Canon Maria Tjeltveit
Church of the Mediator, Allentown
That night the Lord stood near him and said,
“Keep up your courage!
For just as you have testified for me in Jerusalem,
so you must bear witness also in Rome.”
Paul definitely needed to keep up his courage, as he was being challenged by those who claimed he was distorting their way of life. A band of them took an oath that they would not eat or drink until they had killed Paul. The apostle heard about this plot through his nephew, who then told the tribune. The tribune had a large company of soldiers, horsemen and spearmen set off at night to take Paul to see the governor, Felix. At the end of Acts 23, Paul is left waiting in Caesarea for his accusers to arrive.
“Keep up your courage!” These are words of encouragement that we all need at times, in our lives and the lives of our congregations. Today we think about 3 small churches (each having an average attendance of 15-20 people) that keep up their courage in the face of challenges, with shrinking populations around them and no full time clergy presence.
Christ Church, Susquehanna, was incorporated in 1898 and their current building was consecrated in 1923. It is one of the northern-most churches in the diocese. The congregation is like a close family which has found ways to navigate the social and cultural changes in the church and community.

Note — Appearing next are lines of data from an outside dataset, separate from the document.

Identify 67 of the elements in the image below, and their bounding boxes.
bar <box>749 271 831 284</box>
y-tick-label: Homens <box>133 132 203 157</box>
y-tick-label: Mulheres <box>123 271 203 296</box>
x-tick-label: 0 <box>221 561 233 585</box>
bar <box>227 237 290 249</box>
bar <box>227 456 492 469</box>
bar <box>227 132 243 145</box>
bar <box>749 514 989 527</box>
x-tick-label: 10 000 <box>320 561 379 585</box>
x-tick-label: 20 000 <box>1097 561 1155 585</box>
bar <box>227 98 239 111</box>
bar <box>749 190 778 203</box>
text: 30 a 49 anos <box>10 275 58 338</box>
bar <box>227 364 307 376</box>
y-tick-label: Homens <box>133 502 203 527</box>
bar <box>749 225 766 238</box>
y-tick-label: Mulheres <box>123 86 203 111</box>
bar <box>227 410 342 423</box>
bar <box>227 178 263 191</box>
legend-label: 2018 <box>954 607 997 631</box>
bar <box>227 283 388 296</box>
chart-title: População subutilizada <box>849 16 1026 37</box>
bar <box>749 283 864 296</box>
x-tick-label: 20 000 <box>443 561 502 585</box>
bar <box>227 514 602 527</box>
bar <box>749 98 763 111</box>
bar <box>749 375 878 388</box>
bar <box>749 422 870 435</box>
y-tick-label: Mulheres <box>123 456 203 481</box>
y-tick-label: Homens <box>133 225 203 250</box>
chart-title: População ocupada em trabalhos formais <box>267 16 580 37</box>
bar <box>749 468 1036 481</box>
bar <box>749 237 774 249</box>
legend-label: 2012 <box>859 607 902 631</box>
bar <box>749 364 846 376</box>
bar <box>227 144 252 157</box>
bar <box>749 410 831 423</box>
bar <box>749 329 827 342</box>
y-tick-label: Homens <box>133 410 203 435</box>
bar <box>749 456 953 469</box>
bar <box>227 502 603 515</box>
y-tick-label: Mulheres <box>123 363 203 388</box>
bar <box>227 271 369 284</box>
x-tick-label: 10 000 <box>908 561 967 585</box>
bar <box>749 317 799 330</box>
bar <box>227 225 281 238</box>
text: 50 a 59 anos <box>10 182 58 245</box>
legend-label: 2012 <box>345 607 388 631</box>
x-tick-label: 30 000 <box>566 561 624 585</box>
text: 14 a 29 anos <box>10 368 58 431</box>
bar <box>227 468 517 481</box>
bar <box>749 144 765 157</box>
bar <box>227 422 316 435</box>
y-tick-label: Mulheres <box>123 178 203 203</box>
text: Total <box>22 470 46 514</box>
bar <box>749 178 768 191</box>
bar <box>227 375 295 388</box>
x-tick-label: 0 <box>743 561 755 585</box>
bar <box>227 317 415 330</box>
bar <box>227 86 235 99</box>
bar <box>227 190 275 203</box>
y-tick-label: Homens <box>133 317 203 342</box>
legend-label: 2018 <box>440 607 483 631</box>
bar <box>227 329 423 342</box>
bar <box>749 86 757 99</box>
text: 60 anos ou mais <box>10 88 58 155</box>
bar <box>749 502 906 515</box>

Some members received training and got Worship Leader Certification to lead Morning Prayer when they don’t have a supply priest. The parish has been open to innovation in their worship and music, and has welcomed the LGBT community. They are also proud of the amount of outreach they do in a town where there is a lot of poverty. They are a site for distribution of food twice a year and give generously to food pantries. They have a rummage sale/give away, focusing particularly on children’s clothing; as mothers without transportation rely on them. The members have a deep faith and a sense that the Holy Spirit is working in them.
Calvary Church, Tamaqua, and Holy Apostles, St. Clair, are further south, in Schuylkill County. Calvary was chartered in 1849, and Holy Apostles, the year before, 1848. Both churches’ buildings date from roughly the same period.
Twice a month Calvary has an informal Eucharist on their first floor, led by their long-term supply priest. It was begun originally to accommodate someone in a wheelchair, and now incorporates children and even dogs. The other Sundays are a somewhat more formal Eucharist in the main church. The first floor is home to a state-licensed adult daycare center during the week. This was started by a former rector and is an important ministry hosted there. Members of the congregation serve on the board. The town of Tamaqua is reinventing itself as a center for the arts, and Calvary may benefit from this renewal.
Holy Apostles prides itself in serving the community. Their annual Thanksgiving Dinner, gets support from their North Parish partner, St. John’s, Ashland, and other churches, to serve over 300 people a free meal. They have a Strawberry Festival, at Holy Apostles, and a Peach Festival, at St. John’s, which are fundraisers but also build community. They feed breakfast to the veterans who go to the firing squads at the cemetery. They collect food for the Head Start families who use their building. They give money to the school district to buy coats for children. Recently, a group of young people who were delivering Thanksgiving meals told the Senior Warden, “You’re the only church in town that does anything for the community.” The priest at the large Russian Orthodox church next door told her, “This little church does more than us big churches.”
Today, take some time to hear God saying to you, and your congregation, “Keep up your courage!”
(Featured image is from a set of windows about St. Paul at First Presbyterian Church, Wilkes Barre.)